ただ、リブリエでは全体にボタンやジョグダイアルの操作に対する反応が若干鈍く、しかも、操作のバッファがたまってしまいがちなので、特にこういう細かな指定はなかなか困難だ。こうなってくると、タッチパネルがほしいところだが、コストが跳ね上がるばかりか、画面の高い視認性を損ないかねないので、必ずしも得策ともいえないのだろう。
全体的に見ると、リブリエの魅力はやはり、そのずば抜けて美しい画面にある。また、本体の軽量さ・コンパクトさも読書端末として理想的なレベルを確保している。おそらく設計時に読書端末としてふさわしいサイズ・重量を十分に検討し、そのまま製品化までもっていったのだろう。“死角なし”とまではいわないが、十分に満足できる内容だ。

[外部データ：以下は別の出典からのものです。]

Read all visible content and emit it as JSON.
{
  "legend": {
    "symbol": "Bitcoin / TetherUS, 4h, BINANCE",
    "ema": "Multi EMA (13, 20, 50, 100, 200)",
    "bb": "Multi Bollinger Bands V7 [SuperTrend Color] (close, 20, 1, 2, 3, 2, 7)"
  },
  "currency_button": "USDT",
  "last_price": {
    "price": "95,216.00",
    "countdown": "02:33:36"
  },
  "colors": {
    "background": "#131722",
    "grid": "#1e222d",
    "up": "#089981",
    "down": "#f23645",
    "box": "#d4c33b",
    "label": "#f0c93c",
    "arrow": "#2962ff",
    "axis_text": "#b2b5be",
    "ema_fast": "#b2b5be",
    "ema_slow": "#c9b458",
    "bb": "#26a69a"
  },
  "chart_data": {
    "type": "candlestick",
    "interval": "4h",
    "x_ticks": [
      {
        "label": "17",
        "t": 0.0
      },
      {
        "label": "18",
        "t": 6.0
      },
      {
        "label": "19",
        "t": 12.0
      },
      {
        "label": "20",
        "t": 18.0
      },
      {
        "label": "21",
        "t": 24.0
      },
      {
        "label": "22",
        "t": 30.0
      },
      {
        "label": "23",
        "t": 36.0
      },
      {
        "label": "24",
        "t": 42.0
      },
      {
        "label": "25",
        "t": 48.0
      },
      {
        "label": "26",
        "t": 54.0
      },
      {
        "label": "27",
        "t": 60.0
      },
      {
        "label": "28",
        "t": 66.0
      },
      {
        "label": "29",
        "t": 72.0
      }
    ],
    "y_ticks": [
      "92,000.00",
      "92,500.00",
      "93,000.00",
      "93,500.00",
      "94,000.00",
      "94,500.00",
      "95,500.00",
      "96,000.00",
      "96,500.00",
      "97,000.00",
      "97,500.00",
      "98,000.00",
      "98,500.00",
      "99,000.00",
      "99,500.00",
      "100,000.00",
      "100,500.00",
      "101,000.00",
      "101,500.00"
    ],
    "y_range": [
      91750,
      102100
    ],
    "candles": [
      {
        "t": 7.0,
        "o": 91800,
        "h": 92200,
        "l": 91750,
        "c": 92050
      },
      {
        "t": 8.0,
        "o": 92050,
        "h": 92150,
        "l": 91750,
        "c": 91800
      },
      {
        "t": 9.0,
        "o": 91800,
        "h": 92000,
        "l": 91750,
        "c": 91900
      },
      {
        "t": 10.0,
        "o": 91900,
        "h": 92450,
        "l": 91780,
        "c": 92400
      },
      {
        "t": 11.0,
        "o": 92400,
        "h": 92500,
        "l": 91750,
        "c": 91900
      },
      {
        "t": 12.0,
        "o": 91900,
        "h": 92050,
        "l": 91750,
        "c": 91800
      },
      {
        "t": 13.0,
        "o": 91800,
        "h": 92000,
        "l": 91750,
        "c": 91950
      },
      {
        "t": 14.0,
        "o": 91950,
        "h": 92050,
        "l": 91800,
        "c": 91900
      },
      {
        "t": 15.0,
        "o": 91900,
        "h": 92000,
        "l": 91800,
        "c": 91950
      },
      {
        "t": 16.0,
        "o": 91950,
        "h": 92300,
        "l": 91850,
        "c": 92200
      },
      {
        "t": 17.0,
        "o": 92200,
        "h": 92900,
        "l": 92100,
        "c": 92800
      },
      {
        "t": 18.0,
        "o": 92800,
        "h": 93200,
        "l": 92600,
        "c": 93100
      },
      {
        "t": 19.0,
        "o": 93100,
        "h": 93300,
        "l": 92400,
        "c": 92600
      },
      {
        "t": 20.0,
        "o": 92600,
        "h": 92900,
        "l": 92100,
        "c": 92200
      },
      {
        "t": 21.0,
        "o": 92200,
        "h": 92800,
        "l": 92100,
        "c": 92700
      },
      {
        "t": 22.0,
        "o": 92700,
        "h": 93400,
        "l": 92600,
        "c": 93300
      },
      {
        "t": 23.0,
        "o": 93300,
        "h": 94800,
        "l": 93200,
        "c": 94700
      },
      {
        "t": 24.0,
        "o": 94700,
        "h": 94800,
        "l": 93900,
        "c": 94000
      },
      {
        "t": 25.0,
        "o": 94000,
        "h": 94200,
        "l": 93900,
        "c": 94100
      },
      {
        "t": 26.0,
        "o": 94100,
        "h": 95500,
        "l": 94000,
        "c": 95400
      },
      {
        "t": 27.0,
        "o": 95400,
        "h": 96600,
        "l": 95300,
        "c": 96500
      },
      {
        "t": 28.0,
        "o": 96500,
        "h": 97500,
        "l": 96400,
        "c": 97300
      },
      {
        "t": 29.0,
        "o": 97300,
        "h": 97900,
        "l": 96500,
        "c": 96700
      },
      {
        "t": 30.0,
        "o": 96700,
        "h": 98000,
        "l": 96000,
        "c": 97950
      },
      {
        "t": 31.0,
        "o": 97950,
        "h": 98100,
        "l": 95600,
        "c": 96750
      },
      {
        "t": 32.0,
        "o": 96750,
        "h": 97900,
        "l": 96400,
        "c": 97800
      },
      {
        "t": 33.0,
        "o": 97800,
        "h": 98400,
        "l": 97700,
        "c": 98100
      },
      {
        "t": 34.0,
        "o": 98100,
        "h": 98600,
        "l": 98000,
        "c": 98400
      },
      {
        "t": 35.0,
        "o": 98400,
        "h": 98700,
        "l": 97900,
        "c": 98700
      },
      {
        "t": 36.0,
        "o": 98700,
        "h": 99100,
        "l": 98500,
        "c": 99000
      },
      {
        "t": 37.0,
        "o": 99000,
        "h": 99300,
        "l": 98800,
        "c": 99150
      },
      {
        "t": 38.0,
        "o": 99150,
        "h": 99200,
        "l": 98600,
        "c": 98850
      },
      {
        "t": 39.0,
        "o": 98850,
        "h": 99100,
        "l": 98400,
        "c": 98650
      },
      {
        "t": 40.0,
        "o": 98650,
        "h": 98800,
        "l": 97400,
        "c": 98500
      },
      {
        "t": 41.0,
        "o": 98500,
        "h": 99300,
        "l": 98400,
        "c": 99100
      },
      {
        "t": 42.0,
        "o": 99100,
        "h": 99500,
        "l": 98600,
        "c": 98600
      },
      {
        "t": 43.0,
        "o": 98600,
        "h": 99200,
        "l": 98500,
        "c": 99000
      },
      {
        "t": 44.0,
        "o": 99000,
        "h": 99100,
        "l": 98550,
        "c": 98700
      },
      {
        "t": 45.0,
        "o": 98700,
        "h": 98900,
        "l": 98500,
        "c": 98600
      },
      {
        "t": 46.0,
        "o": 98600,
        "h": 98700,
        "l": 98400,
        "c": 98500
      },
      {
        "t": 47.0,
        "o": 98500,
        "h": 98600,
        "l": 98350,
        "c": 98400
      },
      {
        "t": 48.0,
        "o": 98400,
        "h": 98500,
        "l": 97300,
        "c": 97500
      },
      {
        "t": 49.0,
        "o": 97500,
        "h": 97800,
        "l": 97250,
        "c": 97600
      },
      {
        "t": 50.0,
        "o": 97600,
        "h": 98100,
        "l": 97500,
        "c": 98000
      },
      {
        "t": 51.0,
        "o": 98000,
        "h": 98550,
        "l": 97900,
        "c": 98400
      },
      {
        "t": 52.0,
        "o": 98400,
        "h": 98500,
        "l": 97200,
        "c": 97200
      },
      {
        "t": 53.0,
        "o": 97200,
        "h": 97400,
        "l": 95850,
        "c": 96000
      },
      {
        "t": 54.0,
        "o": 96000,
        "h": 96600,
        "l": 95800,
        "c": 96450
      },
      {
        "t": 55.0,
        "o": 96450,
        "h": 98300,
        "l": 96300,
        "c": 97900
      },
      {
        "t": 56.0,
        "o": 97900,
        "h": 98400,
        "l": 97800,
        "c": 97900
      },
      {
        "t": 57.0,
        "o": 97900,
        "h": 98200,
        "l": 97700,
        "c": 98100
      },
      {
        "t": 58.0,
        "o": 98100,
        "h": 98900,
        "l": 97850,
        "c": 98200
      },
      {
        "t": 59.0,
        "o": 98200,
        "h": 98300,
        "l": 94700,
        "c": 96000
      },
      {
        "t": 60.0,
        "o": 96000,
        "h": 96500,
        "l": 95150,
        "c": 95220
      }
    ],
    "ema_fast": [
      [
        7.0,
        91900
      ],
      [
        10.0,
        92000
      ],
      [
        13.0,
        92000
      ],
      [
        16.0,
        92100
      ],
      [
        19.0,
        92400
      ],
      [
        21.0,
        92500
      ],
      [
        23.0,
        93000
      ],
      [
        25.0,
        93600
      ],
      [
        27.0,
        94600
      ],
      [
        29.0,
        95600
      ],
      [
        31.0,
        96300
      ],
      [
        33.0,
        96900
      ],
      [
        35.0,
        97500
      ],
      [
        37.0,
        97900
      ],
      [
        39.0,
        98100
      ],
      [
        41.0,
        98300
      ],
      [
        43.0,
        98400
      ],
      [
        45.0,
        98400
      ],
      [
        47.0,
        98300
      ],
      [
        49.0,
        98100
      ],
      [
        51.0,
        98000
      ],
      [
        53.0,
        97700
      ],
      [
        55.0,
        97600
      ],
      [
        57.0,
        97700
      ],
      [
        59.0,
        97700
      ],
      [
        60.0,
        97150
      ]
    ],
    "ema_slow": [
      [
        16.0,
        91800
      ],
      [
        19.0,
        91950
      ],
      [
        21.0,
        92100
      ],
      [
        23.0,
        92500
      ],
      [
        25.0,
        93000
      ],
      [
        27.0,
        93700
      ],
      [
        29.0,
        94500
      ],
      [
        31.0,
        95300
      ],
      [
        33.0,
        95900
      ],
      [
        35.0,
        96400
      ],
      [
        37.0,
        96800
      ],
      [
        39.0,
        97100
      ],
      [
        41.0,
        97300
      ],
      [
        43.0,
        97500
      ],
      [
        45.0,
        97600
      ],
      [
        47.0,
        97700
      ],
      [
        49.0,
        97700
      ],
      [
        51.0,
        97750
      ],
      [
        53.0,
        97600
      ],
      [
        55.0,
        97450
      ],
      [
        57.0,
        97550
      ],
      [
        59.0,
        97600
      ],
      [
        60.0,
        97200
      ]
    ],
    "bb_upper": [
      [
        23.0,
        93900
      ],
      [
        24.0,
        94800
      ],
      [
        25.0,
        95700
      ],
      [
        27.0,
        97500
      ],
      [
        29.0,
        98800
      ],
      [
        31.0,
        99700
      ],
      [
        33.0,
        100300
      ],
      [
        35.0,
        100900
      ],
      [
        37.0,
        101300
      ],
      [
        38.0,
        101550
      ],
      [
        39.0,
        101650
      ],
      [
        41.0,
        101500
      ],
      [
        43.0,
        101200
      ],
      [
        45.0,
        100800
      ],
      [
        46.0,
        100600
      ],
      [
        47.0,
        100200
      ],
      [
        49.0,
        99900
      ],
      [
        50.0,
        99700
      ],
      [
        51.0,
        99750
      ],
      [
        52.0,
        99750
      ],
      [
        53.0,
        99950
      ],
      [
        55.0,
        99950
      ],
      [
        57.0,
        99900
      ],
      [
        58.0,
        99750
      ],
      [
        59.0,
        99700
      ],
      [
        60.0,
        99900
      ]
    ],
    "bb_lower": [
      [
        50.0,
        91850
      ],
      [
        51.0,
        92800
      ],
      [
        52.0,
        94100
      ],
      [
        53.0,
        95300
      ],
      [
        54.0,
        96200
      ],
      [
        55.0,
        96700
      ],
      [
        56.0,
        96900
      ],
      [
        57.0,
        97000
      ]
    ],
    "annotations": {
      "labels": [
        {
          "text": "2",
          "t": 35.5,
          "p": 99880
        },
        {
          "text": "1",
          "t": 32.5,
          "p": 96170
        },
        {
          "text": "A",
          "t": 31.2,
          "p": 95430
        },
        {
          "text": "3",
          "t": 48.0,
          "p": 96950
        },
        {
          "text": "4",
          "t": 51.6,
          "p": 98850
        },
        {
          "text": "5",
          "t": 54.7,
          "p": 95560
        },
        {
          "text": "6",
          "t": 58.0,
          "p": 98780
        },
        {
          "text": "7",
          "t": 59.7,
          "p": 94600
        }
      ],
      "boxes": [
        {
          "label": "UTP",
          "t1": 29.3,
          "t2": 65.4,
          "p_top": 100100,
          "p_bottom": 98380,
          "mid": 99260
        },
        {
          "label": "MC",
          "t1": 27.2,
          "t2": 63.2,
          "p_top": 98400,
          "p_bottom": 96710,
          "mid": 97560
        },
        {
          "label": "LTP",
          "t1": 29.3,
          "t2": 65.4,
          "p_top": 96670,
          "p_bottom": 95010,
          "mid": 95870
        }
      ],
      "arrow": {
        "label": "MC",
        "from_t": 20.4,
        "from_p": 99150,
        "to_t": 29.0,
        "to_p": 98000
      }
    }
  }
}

ここで、どうしても比較したくなるのがΣBookである。もはや、ΣBookの負けは明らかなのだろうか。筆者はそうは思わない。たしかに、あの青い画面は視認性では大きく劣るものの、768×1024ピクセルの高解像度パネルを2枚使用した見開き画面というコンセプトは評価に値するし、単機能ゆえの最小限のボタンによる明快な操作はある種の潔さを感じる。個人的には、テキストベースのコンテンツを読むならリブリエ、マンガを読むならΣBookと思うのだが……。
ただし、現行製品のままでよいというわけではない。双方とも、切磋琢磨して互いに良い点を取り込んで、可能なかぎり短いスパンでリリースを重ねてほしい。それは大変なことだろうが、一般への普及に向け、読書端末はいまこそ大事な時期といえるのだから。